The steering committee has the authority to make policy regarding TEAMS II and will work out differences between the LAPD and the city’s Information Technology Agency, which will work with the department on TEAMS II. A steering committee currently exists with the LAPD as a member.
Last week the Police Commission voted unanimously to accept the new bureau, but with the condition that the steering committee be advisory only and not have the ability to make department policy.
“[The commission] will not accept it if an outside entity is going to have policymaking authority,” Police Commission Executive Director Joe Gunn told the council.
Councilwoman Cindy Miscikowski, who chairs the Public Safety Committee, said the council and the decisions like those made by the Police Commission on the steering committee are how the department got into trouble with the federal government in the first place.
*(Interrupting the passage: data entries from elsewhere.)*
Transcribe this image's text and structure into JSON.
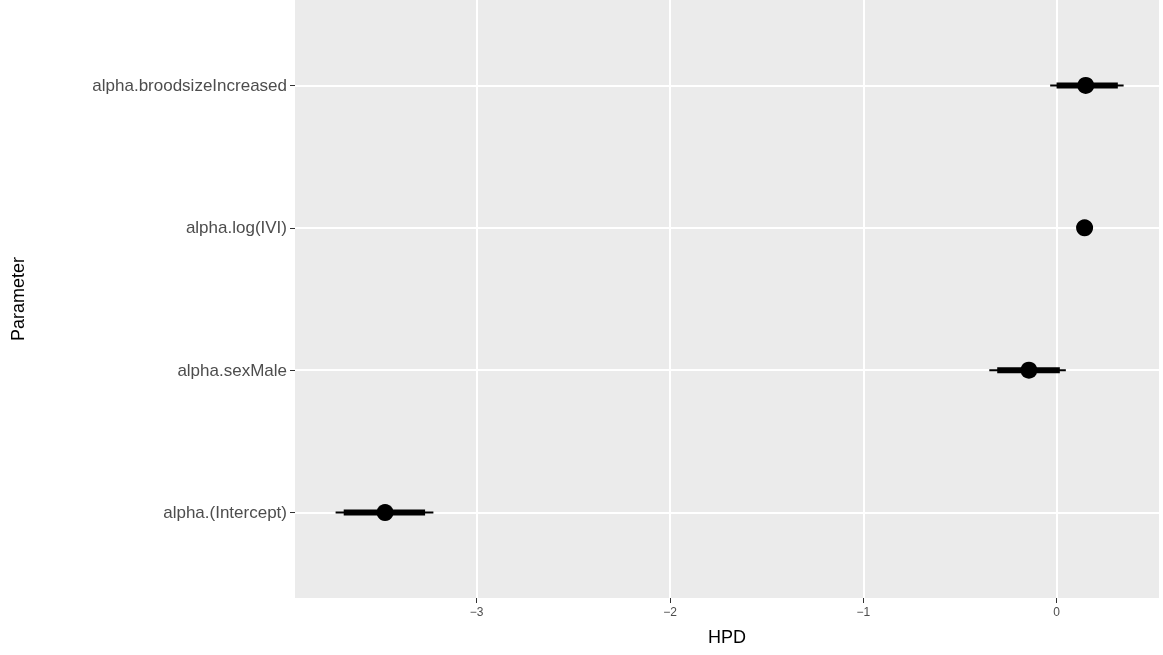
{
  "chart_data": {
    "type": "scatter",
    "orientation": "horizontal",
    "xlabel": "HPD",
    "ylabel": "Parameter",
    "categories": [
      "alpha.broodsizeIncreased",
      "alpha.log(IVI)",
      "alpha.sexMale",
      "alpha.(Intercept)"
    ],
    "series": [
      {
        "type": "bar",
        "color": "#000000",
        "base": [
          0.0,
          null,
          -0.307,
          -3.688
        ],
        "values": [
          0.317,
          null,
          0.324,
          0.421
        ]
      },
      {
        "color": "#000000",
        "marker": "circle",
        "values": [
          0.151,
          0.145,
          -0.143,
          -3.474
        ],
        "errors": [
          [
            -0.033,
            0.347
          ],
          null,
          [
            -0.348,
            0.048
          ],
          [
            -3.73,
            -3.224
          ]
        ]
      }
    ],
    "xlim": [
      -3.94,
      0.53
    ],
    "xticks": [
      {
        "value": -3,
        "label": "−3"
      },
      {
        "value": -2,
        "label": "−2"
      },
      {
        "value": -1,
        "label": "−1"
      },
      {
        "value": 0,
        "label": "0"
      }
    ],
    "grid": true
  }
}
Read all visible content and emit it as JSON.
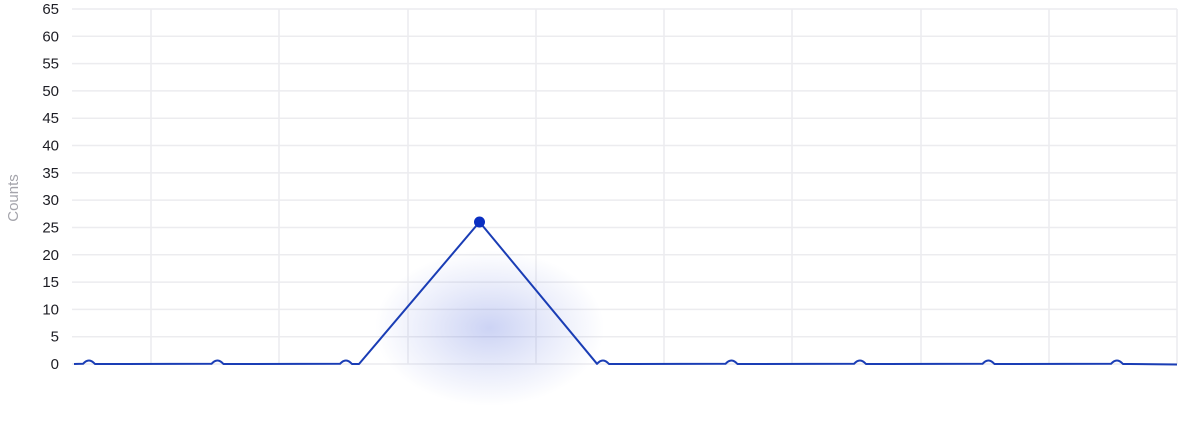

“That is exactly the reason we have a consent decree today,” Miscikowski said.
The department had tried to create a system similar to TEAMS II in 1992, but the project was never completed, she said.
“It’s not acceptable,” Councilman Jack Weiss said. “It’s just not acceptable for us to fail again.”
The Police Commission needs to realize a policymaking steering committee is not an option, Weiss said.
“It is how policy will be set and directed with regard to TEAMS II,” Weiss said.
Once in place, the database will contain information on officers including: all uses of non-lethal and lethal force; all officer-involved shooting incidents and firearms discharges; all incidents in which a complaint has been filed against the officer; all arrest reports and citations made by the officers, including motor vehicle and pedestrian stops.
“This council will see, if no one else will, that TEAMS II will be implemented within the requirements of the consent decree,” Weiss said.
Chief Legislative Analyst Ron Deaton, whose office is currently running the project, said the mayor and the council must be allowed to have oversight since they are the ones who report directly to the Independent Monitor.
“The city has a responsibility to make sure those deadlines are met,” Deaton said. “I do not believe it would be reasonable for the council and the mayor to walk away from this responsibility and that’s why the steering committee is there.”
Deaton also noted that TEAMS II has an extremely tight implementation deadline of 24 months.
“It is very crucial that a dedicated staff be provided with the necessary resources and expertise to accomplish that,” Deaton said. “I believe having a deputy chief and a dedicated staff is necessary for us to have a chance at meeting those deadlines.”
“I can’t tell you how strongly I recommend that we proceed with this,” he said.
Miscikowski urged her colleagues to act quickly on the issue to avoid cutting it close to the immovable deadlines of the consent decree.
“A delay at this point is costly,” Miscikowski said. It’s costly to the implementation of the TEAMS II program and it’s costly to the city to be able to meet consent decree deadlines.”
But Councilman Hal Bernson, who opposed the city’s entering into a consent decree, said he felt uncomfortable about voting for something that the Police Commission rejected.
“I think the commission must have some reason why they don’t want oversight,” Bernson said.
“I’ll vote for it, but I have a lot of misgivings about it,” Bernson said.
Mayor James Hahn must still approve the council’s decision, but Tim McOsker, Hahn’s chief of staff, told the council that the mayor supports having a policymaking steering committee.
McOsker characterized the situation as a “failure to communicate between the council and the commission.”
“This will work out,” McOsker told the MetNews.
The Police Commission will discuss the council’s action at it’s meeting on Jan. 8, Gunn said.
“We’ll take [TEAMS II] but we’ll take it with all the policy and decision making authority,” Gunn said.
Despite the disagreement between city entities, LAPD Lt. Horace Frank said there is not a possibility of conflicting orders from the Police Commission and the City Council arriving at the department.
“Ultimately the city leaders have the last say,” Frank said.